Three months after the United States began conducting airstrikes against terrorists from the Islamic State of Iraq and the Levant, the top U.S. military commander for the Middle East today described the progress made toward degrading and destroying the group as “significant.”
“I think we’re having a significant effect on the ISIL element,” Army Gen. Lloyd J. Austin III, commander of U.S. Central Command, told an audience at the Atlantic Council. “The question is, how soon can we get the Iraqis to develop a capability to do what they need to do to sustain the effects and conditions that we’re going to create.”

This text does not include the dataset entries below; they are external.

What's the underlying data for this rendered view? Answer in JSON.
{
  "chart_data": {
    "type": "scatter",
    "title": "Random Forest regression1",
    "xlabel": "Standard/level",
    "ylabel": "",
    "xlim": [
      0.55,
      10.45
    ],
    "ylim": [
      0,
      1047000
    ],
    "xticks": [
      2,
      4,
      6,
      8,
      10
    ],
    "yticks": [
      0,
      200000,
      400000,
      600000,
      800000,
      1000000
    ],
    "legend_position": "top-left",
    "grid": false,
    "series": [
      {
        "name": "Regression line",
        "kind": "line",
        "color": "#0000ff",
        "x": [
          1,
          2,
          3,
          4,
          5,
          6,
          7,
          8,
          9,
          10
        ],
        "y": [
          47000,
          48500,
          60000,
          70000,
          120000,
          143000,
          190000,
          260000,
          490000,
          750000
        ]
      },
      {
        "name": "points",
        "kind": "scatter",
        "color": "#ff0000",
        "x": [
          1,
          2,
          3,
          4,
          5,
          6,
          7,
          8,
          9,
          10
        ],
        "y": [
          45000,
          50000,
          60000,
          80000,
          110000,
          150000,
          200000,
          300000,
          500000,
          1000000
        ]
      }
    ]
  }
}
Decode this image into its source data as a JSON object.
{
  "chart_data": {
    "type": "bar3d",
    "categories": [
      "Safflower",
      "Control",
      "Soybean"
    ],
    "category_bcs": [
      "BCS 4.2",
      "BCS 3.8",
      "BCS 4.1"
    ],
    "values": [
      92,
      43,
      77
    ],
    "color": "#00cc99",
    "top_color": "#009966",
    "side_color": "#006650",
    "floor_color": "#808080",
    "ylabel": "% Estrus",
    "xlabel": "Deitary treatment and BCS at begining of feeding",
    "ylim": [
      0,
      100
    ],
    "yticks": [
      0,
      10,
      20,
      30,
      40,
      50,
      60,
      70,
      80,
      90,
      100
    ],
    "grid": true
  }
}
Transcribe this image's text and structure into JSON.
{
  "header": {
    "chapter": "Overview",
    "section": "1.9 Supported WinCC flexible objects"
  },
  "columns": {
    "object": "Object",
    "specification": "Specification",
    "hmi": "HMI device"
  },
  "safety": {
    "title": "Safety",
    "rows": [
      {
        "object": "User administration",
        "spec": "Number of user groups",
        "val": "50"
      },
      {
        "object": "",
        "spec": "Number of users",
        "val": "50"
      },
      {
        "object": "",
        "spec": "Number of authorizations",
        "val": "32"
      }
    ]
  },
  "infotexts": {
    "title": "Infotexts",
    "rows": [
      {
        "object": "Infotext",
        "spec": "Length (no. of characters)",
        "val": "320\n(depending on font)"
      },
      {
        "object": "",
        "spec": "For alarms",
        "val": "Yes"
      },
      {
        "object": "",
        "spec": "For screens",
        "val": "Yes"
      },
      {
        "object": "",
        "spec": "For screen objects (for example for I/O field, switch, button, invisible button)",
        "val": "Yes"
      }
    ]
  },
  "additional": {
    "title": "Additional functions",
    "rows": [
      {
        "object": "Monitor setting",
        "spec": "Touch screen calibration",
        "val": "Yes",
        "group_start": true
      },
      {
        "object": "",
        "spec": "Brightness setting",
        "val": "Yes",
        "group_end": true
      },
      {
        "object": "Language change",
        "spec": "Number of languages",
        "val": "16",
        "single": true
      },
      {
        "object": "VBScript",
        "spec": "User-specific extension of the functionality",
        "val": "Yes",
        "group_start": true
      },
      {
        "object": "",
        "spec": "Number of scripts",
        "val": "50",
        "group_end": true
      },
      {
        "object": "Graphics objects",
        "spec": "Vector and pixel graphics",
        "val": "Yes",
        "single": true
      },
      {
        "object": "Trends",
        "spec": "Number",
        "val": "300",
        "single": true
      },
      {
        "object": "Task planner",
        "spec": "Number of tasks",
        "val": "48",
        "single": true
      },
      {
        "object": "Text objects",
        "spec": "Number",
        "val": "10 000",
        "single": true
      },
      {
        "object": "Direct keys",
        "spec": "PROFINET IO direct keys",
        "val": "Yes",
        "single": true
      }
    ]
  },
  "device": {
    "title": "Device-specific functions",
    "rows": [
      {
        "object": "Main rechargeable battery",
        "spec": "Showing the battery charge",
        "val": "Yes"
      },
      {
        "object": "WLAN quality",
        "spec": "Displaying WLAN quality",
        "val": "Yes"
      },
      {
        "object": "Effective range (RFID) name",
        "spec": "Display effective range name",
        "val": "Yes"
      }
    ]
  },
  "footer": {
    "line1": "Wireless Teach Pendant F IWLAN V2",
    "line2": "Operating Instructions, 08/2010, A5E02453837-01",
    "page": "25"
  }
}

Hundreds of U.S. military advisors have been in Iraq since June, advising and assisting Iraqi security forces in their effort to take back the estimated one-third of the country -- including Iraq’s second-largest city, Mosul -- that ISIL terrorists now control.
“Fortunately, over the past few months, we have seen some progress made by the Iraqis,” most importantly, Austin said, the formation of a new Iraqi government that has pledged outreach to Sunnis, Kurds and other minorities. U.S. officials have said it was the alienation of those groups by the previous Iraqi government that led to the rise of ISIL and the rapid territorial gains and support it has garnered.
Impact on ISIL
Austin said the airstrikes conducted by the U.S.-led coalition over the past few months in both Iraq and Syria have forced ISIL fighters to stop traveling in large convoys, flying the flag of their self-declared caliphate, and easily communicating.
“They are afraid to congregate in any sizable formation, because they know that if we can see them, we’re going to engage them, and we’re going to get what we’re aiming at,” Austin said, adding that the group’s ability to generate revenue also has been disrupted.
“ISIL continues to lose capability on a daily basis because of the pressure that the coalition has put on them,” he said.
Still a Potent Adversary
However, Austin, as other Pentagon officials have, cautioned that the campaign to degrade and ultimately destroy the group could take years, and he made clear that despite the progress so far, ISIL remains a formidable enemy made up of seasoned fighters.
“This adversary is about as good as I’ve ever seen,” the general said. “A number of folks who are in the ranks of this organization have been in this business before, so they have learned the lessons of Iraq and other places, and they really understand the value of trying to dominate the media space. And they work that very, very diligently.”
The general said he would not hesitate to ask for “more capability” to defeat ISIL if he and the chairman of the Joint Chiefs of Staff believe that is necessary. And, he said, he would welcome any additional contributions to the fight from Turkey, a member of the coalition, who he said “has skin in the game.”
“I think they will add value no matter what,” Austin said, “but the more access, basing and overflight rights we can get, I think, the better off we will be.”